The Forest Service’s umbrella agency, Oklahoma Department of Agriculture Food and Forestry, took an 11 percent cut last year, and state funding dropped to $20.3 million from $29.2 million — about one-third — between 2008 and 2016, state budget data show.
Geissler says relying on out-of-state fire crews to fight Oklahoma wildfires can be more expensive, and a lot less effective. One reason is that contract firefighters aren’t on-call to be staged if severe fire conditions are forecasted, and are only brought in after a big fire breaks out.
It took several days for contract firefighters to assemble and arrive to fight the March 2017 wildfire — known as the Northwest Complex Fire — which was 83 percent contained by March 16, according to a forestry service update. The state has to pay those teams, and spend money feeding and housing them, Geissler says.
“The other thing that you lose is the stuff that all of our firefighters do when they’re not fighting fires, which is work with the fire departments on training,” Geissler says.
Guthrie Fire Chief Eric Harlow runs a city fire department, but his crew fights a lot of wildfires throughout Logan County, which has a hazardous combination of grasslands and populated neighborhoods.
“We refer to it as the wildland-urban interface,” he says. “It’s where those previously unpopulated and wild areas are now seeing rapid growth in the number of homes and housing additions.”

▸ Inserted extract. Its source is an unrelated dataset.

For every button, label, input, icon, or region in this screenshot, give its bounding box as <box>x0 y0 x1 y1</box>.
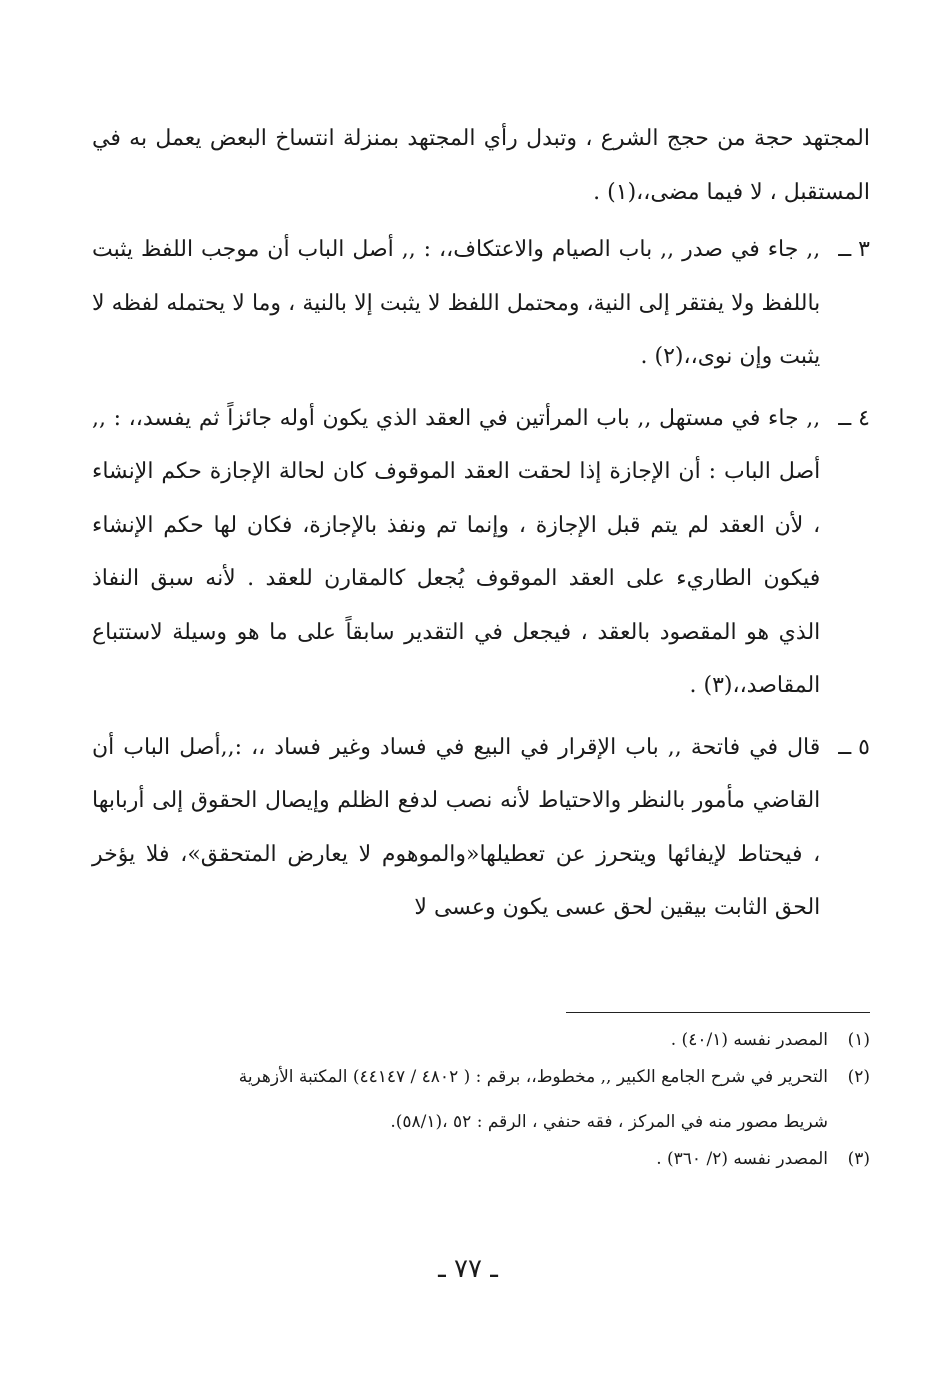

Researchers say climate change increases wildfire potential in Plains states like Oklahoma. State emergency planners say the hazard increases with population growth and periods of drought.
The Guthrie Fire Department relies on Oklahoma Forestry Services to help it fight wildfires, but the agency also provides specialized training so city fire crews like this can better fight wildfires on their own. Harlow said the state’s expertise on fire behavior, terrain and tactics is unmatched in Oklahoma.
“That knowledge … is critical because it’s not training that we normally get,” Harlow says.
John Yoder, an economist at Washington State University and expert on the economics of wildfire management, says wildfires have proven perennially vexing for local, state and federal officials.
“We either invest in reducing risk before fires happen, or we make decisions about how to fight them once fires start,” he says.
Yoder says that balance is different for every state’s particular environment or budget situation. He says money spent on training, prevention and preparation like Oklahoma Forestry Services’ programs, is only effective if it’s spent before a bad fire season.
George Geissler, the state forestry director, says that can be a tough sell for state lawmakers and budget writers because such “fires don’t happen all the time.”
“We can go and get rainy periods where, for a year, you don’t have a big fire,” he says.
Those rainy periods often nourish grass, trees and vegetation that become fuel for future wildfires — that’s a major reason the current fire in northwestern Oklahoma and southern Kansas is so large. But fewer wildfires in those wet years, can mean the danger isn’t on the minds of legislators when they’re setting state funding priorities.
“It’s just a really tough conversation,” Geissler says. “It’s easy to forget.”